Saint Nicholas

Rev Sue preached this sermon on Wednesday 6 December 2023. Here it si for you again:

Today is the feast day of St Nicholas. Like St Cecilia, who I mentioned a fortnight ago, we don’t know much about his actual life. We do know that he was Bishop of Myra, in what is now Turkey. One of the early legends about him is that he gave three girls a dowry to prevent them having to enter prostitution when their family fell on hard times. He delivered the gifts at night so that he could remain anonymous. So, he became identified with the giving of gifts to children, firstly by the Dutch, and then by Dutch settlers in North America who merged the legend with a Nordic folklore story about a magician who punished naughty children and rewarded good ones. And so, Santa Claus, to use his Dutch name, was born. There were different customs surrounding the giving of gifts until in 1823 the poem “A visit from St Nicholas” (better known today as The Night Before Christmas) was published. The poem captured the imagination throughout the USA, the UK and beyond, giving us the Santa we know today. The cartoonist Thomas Nash illustrated the poem to give us a rotund Santa with a white beard and sack of toys and added red suit trimmed with white fur, North Pole workshop, elves and his wife, Mrs. Claus. The story was complete.
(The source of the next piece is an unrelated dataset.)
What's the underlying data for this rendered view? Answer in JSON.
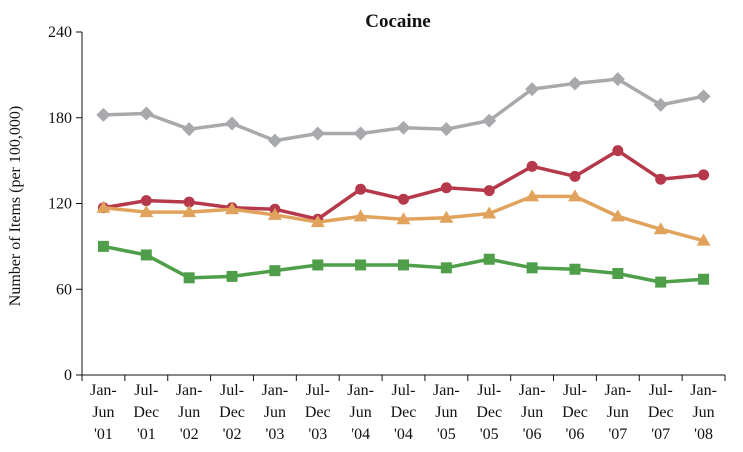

Meanwhile in the UK Father Christmas presided over merry making and feasts at Christmas. In Victorian times the emphasis at Christmas shifted to families and children and Father Christmas became merged with Santa Claus.

That’s how we got from a fourth century bishop to the modern Santa. He poses a dilemma. Should we tell little children to believe in Father Christmas? What if when they stop believing in Santa, they throw out God as well?

We need to reclaim the idea of myth. These days it’s used to mean something that a lot of people believe that isn’t true such as “goldfish have a 3 second memory”. But the original meaning of myth is a story that is told to explain a deep truth. Like poetry, myths can capture the imagination and explain or illustrate the truth in a way that complements discussion and logic. It is irrelevant whether the events in the story happened – the truth is in the narrative. So Adam and Eve is a myth that speaks to us of our feeling that we are somehow fundamentally flawed. The Greek myth of Pandora’s Box encourages us to believe that although there is much evil in the world, there is always hope, which has the last word.

Santa Claus looked at in this way is an image of a favourite uncle, who can always be relied upon to give us good things. In theory we have to be good to get the presents, but when it comes to it the children are always seem to have been good enough. There is no reciprocity in the relationship – there is no opportunity to give things to Santa. In Christian terms we call this grace – God’s love lavished on the undeserving. Santa represents an aspect of God – his kindness and love to the childlike part of ourselves. Sometimes we need to focus on that simple generosity and put aside the adult understanding of the cross and the obligation we owe to God.

When I was a child, I learnt a good deal about God from the Narnia books which are themselves mythical stories. At the start of “The lion, the witch and the Wardrobe” it is always winter but never Christmas. The first sign that Aslan, the lion who represents Christ, is coming is the ringing of jingling bells.

It was a sledge, and it was reindeer with bells on their harness. But they were far bigger than the Witch’s reindeer, and they were not white but brown. And on the sledge sat a person whom everyone knew the moment they set eyes on him. He was a huge man in a bright red robe (bright as holly-berries) with a hood that had fur inside it and a great white beard that fell like a foamy waterfall over his chest. Everyone knew him because, though you see people of his sort only in Narnia, you see pictures of them and hear them talked about even in our world—the world on this side of the wardrobe door. But when you really see them in Narnia it is rather different. Some of the pictures of Father Christmas in our world make him look only funny and jolly. But now that the children actually stood looking at him they didn’t find it quite like that. He was so big, and so glad, and so real, that they all became quite still. They felt very glad, but also solemn.

“I’ve come at last,” said he.

In some ways we have come full circle. In the early days of Christianity, as it spread across Europe, the missionaries, instead of forbidding the pagan celebrations Christianised them. After 2000 years of Christendom we are losing ground to the forces of commercialism that dominate our culture. Let’s find what common ground we can, take what is good, and use even the story of Santa Claus to speak of love and grace.